Bowl of Almonds

February 16 marks the official day to celebrate everybody’s favorite nut! Incorporating almonds into everyday life is a great way to get powerful dietary benefits along with a delicious crunch. In addition to their hefty nutritional profile, almonds have an array of useful applications. To celebrate their versatility, our “Life Hacks with Almonds” will introduce new and interesting ways to enjoy almonds every day in February, from recipe substitutions to beauty tips—our little gifts to you to make your days a little easier and more delicious!

Starting February 1st on Instagram, @californiaalmonds, and continuing each day of the month, the first person to “Like” the daily life hack post will win a “Life Hack Pack” featuring everything you need to try our life hacks at home (28 winners in all.) Your “Life Hack Pack” will include:

  • One pound bag of whole almonds
  • One pound of slivered almonds
  • One pound of almond flour
  • One jar of almond butter

Don’t forget to “Like” California Almonds on Facebook, follow on Twitter, and now you can follow our page on Pinterest.
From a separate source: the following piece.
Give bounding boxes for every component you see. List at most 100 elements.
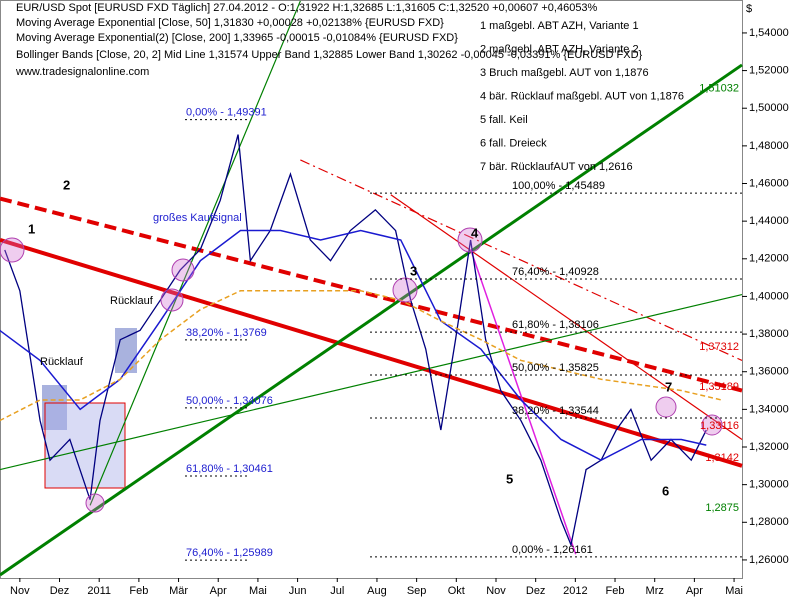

Here’s a preview of some fun ways to enjoy crunchy almonds every day:

  • Bake with almond flour to create gluten-free alternatives for favorite cakes and muffins.
  • Thai recipe come out too spicy? Mix in some almond butter to tame the spice and create a more palate-friendly meal.
  • Almond milk is a dairy-free substitute for regular milk and is easy to DIY.
  • Rub almond oil directly onto scalp and leave for twenty minutes for an all-natural hair mask.
  • Feeling mid-day hunger pangs coming on? Before you succumb to cravings, curb that hunger with a handful of almonds!
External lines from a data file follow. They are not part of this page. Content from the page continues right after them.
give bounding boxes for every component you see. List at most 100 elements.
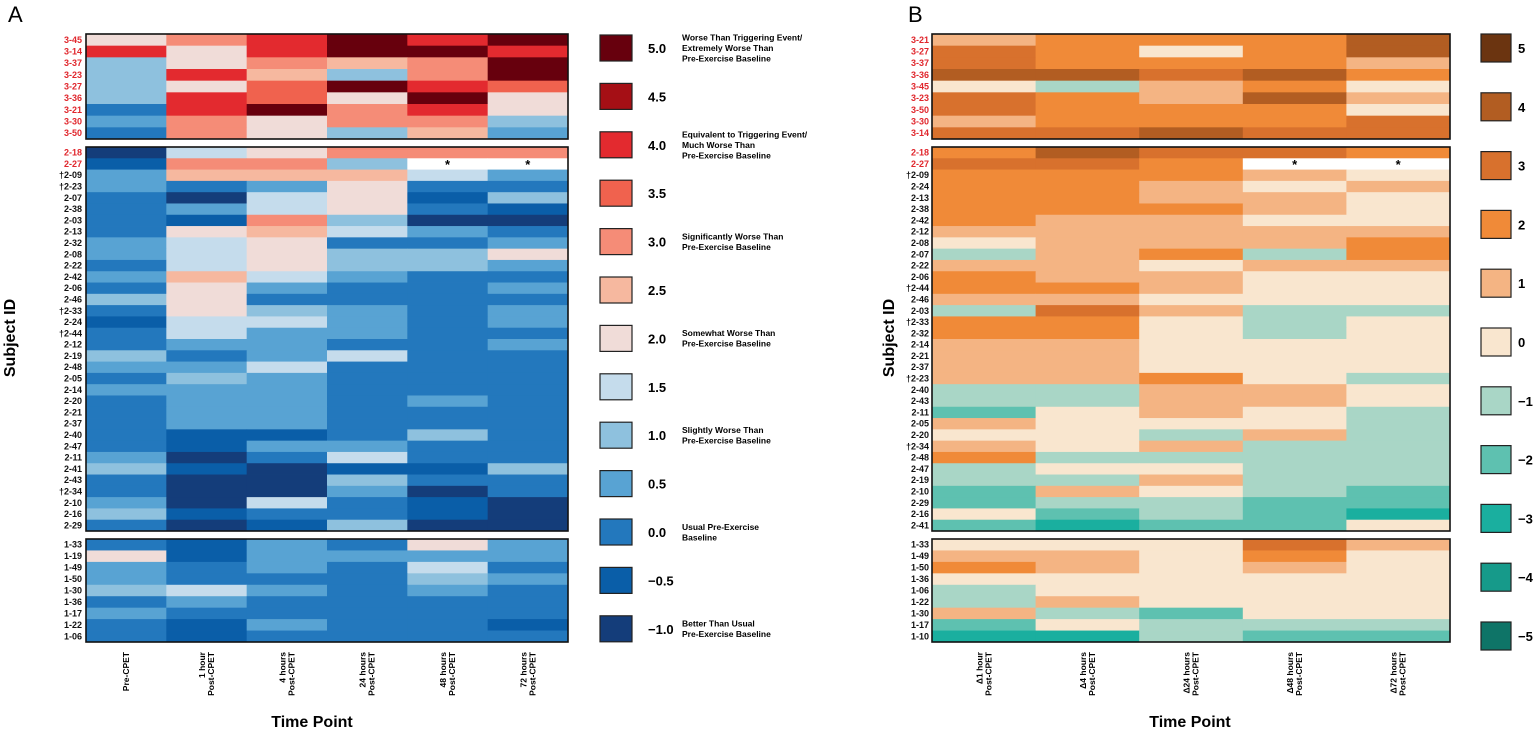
heatmap-cell <box>327 440 408 453</box>
row-label: 1-30 <box>64 586 82 596</box>
heatmap-cell <box>1139 214 1244 227</box>
legend-swatch <box>1480 33 1512 63</box>
heatmap-cell <box>1346 127 1451 140</box>
row-label: 2-07 <box>64 193 82 203</box>
heatmap-cell <box>1035 226 1140 238</box>
heatmap-cell <box>1035 339 1140 351</box>
heatmap-cell <box>1346 192 1451 204</box>
row-label: 3-36 <box>64 93 82 103</box>
heatmap-cell <box>166 34 248 47</box>
heatmap-cell <box>932 248 1036 261</box>
row-label: 2-07 <box>911 249 929 259</box>
heatmap-cell <box>327 282 408 295</box>
heatmap-cell <box>246 192 328 204</box>
heatmap-cell <box>1035 584 1140 597</box>
heatmap-cell <box>1346 327 1451 340</box>
y-axis-title: Subject ID <box>2 299 19 377</box>
heatmap-cell <box>1346 237 1451 250</box>
heatmap-cell <box>1035 45 1140 58</box>
row-label: 2-24 <box>64 317 82 327</box>
heatmap-cell <box>1139 147 1244 159</box>
heatmap-cell <box>246 350 328 362</box>
heatmap-cell <box>1139 180 1244 193</box>
heatmap-cell <box>166 259 248 272</box>
heatmap-cell <box>1035 305 1140 317</box>
legend-description: Somewhat Worse Than Pre-Exercise Baseline <box>682 328 775 349</box>
heatmap-cell <box>1035 237 1140 250</box>
heatmap-cell <box>1346 474 1451 487</box>
heatmap-cell <box>246 619 328 631</box>
heatmap-cell <box>166 395 248 408</box>
heatmap-cell <box>407 147 489 159</box>
heatmap-cell <box>487 34 569 47</box>
heatmap-cell <box>487 237 569 250</box>
heatmap-cell <box>407 485 489 498</box>
panel-b: B 3-21 3-273-37 3-36 3-453-23 3-50 3-303-14 2-1… <box>881 2 1534 729</box>
heatmap-cell <box>86 192 167 204</box>
heatmap-cell <box>1035 550 1140 563</box>
heatmap-cell <box>1035 395 1140 408</box>
heatmap-cell <box>86 384 167 396</box>
legend-swatch <box>599 421 633 449</box>
heatmap-cell <box>1035 127 1140 140</box>
heatmap-cell <box>1139 226 1244 238</box>
heatmap-cell <box>166 418 248 430</box>
heatmap-cell <box>86 69 167 82</box>
heatmap-cell <box>1346 619 1451 631</box>
heatmap-cell <box>246 451 328 464</box>
missing-marker: * <box>445 157 451 172</box>
heatmap-cell <box>1139 596 1244 609</box>
legend-value: 2.5 <box>648 283 666 298</box>
heatmap-cell <box>327 214 408 227</box>
heatmap-cell <box>246 573 328 586</box>
heatmap-cell <box>86 327 167 340</box>
heatmap-cell <box>1346 104 1451 117</box>
row-label: 2-10 <box>64 498 82 508</box>
row-label: 1-36 <box>911 574 929 584</box>
row-label: 2-41 <box>64 464 82 474</box>
heatmap-cell <box>1242 158 1347 170</box>
heatmap-cell <box>327 237 408 250</box>
heatmap-cell <box>246 584 328 597</box>
heatmap-cell <box>1035 293 1140 306</box>
heatmap-cell <box>407 80 489 93</box>
heatmap-cell <box>1035 596 1140 609</box>
heatmap-cell <box>1035 192 1140 204</box>
heatmap-cell <box>1139 45 1244 58</box>
heatmap-cell <box>327 406 408 419</box>
heatmap-cell <box>932 271 1036 283</box>
heatmap-cell <box>327 293 408 306</box>
row-label: 2-06 <box>64 283 82 293</box>
row-label: 2-24 <box>911 182 929 192</box>
row-label: 2-19 <box>64 351 82 361</box>
heatmap-cell <box>487 451 569 464</box>
column-label: Δ4 hoursPost-CPET <box>1078 651 1097 696</box>
row-label: 2-42 <box>911 215 929 225</box>
heatmap-cell <box>932 561 1036 574</box>
heatmap-cell <box>487 127 569 140</box>
heatmap-cell <box>86 214 167 227</box>
heatmap-cell <box>1035 115 1140 128</box>
heatmap-cell <box>932 115 1036 128</box>
heatmap-cell <box>1346 45 1451 58</box>
heatmap-cell <box>1139 630 1244 643</box>
heatmap-cell <box>487 45 569 58</box>
heatmap-cell <box>1035 607 1140 620</box>
heatmap-cell <box>1139 406 1244 419</box>
heatmap-cell <box>407 69 489 82</box>
heatmap-cell <box>1242 630 1347 643</box>
heatmap-cell <box>246 293 328 306</box>
heatmap-cell <box>86 80 167 93</box>
heatmap-cell <box>1139 539 1244 551</box>
row-label: 2-32 <box>911 328 929 338</box>
row-label: 1-50 <box>911 563 929 573</box>
legend-description: Significantly Worse Than Pre-Exercise Bas… <box>682 231 783 252</box>
heatmap-cell <box>407 192 489 204</box>
row-label: 2-38 <box>911 204 929 214</box>
heatmap-cell <box>932 519 1036 532</box>
heatmap-cell <box>1346 372 1451 385</box>
panel-letter: A <box>8 2 23 27</box>
heatmap-cell <box>86 440 167 453</box>
heatmap-cell <box>1346 395 1451 408</box>
heatmap-cell <box>407 57 489 70</box>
If you wanted one more reason to celebrate National Almond Day, do it for your heart: National Almond Day falls smack in the middle of American Heart Month. Every year, about 600,000 Americans die of heart disease, making it the leading cause of death for both men and women.1 Good news about almonds and heart health: scientific evidence suggests, but does not prove, that eating 1.5 ounces of most nuts, such as almonds, as part of a diet low in saturated fat and cholesterol may reduce the risk of heart disease. One serving on almonds (28g) has 13g of unsaturated fat and only 1g of saturated fat.
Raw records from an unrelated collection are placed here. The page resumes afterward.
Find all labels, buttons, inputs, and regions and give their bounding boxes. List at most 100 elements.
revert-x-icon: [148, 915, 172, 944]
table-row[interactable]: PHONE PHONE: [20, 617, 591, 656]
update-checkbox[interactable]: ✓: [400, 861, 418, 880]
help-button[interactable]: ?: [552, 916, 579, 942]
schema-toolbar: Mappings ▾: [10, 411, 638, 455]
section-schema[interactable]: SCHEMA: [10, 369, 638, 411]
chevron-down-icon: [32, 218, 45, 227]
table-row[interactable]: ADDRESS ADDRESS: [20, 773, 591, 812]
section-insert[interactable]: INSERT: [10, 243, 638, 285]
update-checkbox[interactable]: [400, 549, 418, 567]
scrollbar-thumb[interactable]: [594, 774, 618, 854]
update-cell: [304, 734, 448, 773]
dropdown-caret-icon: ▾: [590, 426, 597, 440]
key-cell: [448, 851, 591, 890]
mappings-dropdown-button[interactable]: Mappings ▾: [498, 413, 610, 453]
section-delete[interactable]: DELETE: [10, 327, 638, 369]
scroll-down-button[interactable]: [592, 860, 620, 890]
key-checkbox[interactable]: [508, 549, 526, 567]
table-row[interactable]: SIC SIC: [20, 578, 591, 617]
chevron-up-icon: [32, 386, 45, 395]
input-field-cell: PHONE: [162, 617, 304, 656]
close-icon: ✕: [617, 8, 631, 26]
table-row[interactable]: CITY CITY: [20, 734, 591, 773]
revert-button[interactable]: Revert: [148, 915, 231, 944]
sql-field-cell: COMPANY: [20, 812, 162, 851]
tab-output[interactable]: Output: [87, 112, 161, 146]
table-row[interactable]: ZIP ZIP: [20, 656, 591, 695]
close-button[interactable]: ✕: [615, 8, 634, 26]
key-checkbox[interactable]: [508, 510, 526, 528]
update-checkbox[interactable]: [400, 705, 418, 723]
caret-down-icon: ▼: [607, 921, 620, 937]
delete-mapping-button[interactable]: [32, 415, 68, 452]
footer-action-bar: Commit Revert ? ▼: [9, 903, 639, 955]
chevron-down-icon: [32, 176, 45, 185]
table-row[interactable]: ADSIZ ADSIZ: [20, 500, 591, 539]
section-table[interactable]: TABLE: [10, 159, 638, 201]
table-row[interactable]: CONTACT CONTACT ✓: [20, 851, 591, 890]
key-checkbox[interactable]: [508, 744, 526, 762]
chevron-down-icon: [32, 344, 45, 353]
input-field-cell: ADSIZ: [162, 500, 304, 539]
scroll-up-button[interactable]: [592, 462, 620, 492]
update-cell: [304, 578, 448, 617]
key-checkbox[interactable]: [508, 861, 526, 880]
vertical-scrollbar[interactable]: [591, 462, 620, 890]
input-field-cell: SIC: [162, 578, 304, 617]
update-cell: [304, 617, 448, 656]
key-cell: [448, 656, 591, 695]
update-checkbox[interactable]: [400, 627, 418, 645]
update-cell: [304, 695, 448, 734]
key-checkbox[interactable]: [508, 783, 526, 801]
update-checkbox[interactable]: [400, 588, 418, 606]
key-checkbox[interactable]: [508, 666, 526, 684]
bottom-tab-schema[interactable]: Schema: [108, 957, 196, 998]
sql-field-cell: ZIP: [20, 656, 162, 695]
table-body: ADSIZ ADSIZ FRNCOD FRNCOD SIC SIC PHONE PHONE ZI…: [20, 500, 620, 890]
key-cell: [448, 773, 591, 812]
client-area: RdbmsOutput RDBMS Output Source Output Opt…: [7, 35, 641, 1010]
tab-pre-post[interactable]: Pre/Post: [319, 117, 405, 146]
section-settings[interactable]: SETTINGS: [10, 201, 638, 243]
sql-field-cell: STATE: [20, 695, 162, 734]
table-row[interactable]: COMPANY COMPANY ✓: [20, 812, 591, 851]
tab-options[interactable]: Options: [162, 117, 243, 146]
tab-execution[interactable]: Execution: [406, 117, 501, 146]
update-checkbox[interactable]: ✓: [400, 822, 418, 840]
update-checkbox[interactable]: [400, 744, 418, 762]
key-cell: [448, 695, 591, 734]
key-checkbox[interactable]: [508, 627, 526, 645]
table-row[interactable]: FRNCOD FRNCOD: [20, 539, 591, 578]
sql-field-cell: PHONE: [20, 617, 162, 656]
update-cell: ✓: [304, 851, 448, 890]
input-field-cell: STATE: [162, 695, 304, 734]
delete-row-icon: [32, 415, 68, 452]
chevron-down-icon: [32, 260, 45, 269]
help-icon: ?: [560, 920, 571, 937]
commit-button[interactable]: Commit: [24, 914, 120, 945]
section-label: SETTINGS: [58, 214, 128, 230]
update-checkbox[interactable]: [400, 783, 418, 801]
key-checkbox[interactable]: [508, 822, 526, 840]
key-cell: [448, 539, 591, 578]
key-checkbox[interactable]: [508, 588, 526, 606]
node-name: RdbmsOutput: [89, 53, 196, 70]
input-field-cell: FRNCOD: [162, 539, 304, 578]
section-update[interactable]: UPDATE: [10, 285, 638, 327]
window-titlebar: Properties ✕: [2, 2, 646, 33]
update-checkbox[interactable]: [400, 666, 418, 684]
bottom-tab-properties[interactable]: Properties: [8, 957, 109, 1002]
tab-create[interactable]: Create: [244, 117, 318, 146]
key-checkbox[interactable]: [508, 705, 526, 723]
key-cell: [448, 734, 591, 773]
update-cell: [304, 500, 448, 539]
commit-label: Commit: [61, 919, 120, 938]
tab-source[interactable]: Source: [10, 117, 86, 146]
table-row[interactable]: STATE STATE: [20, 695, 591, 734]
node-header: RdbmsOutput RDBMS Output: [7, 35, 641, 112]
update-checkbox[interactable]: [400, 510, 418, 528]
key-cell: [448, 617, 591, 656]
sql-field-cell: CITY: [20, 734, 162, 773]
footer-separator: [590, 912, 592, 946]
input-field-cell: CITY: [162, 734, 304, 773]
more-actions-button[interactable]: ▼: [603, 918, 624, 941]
Sounds to us like a handful of powerful reasons to celebrate -- Crunch on!

 


1Go AS, Mozaffarian D, Roger VL, Benjamin EJ, Berry JD, Borden WB, et al. Heart disease and stroke statistics—2013 update: a report from the American Heart Association. Circulation. 2013;127(1):e6-e245.
2Bao Y, Han J, Hu FB, Giovannucci EL, Stampfer MJ, Willett WC, Fuchs CS. Association of nut consumption with total and cause-specific mortality. N Engl J Med 2013;369:2001-11.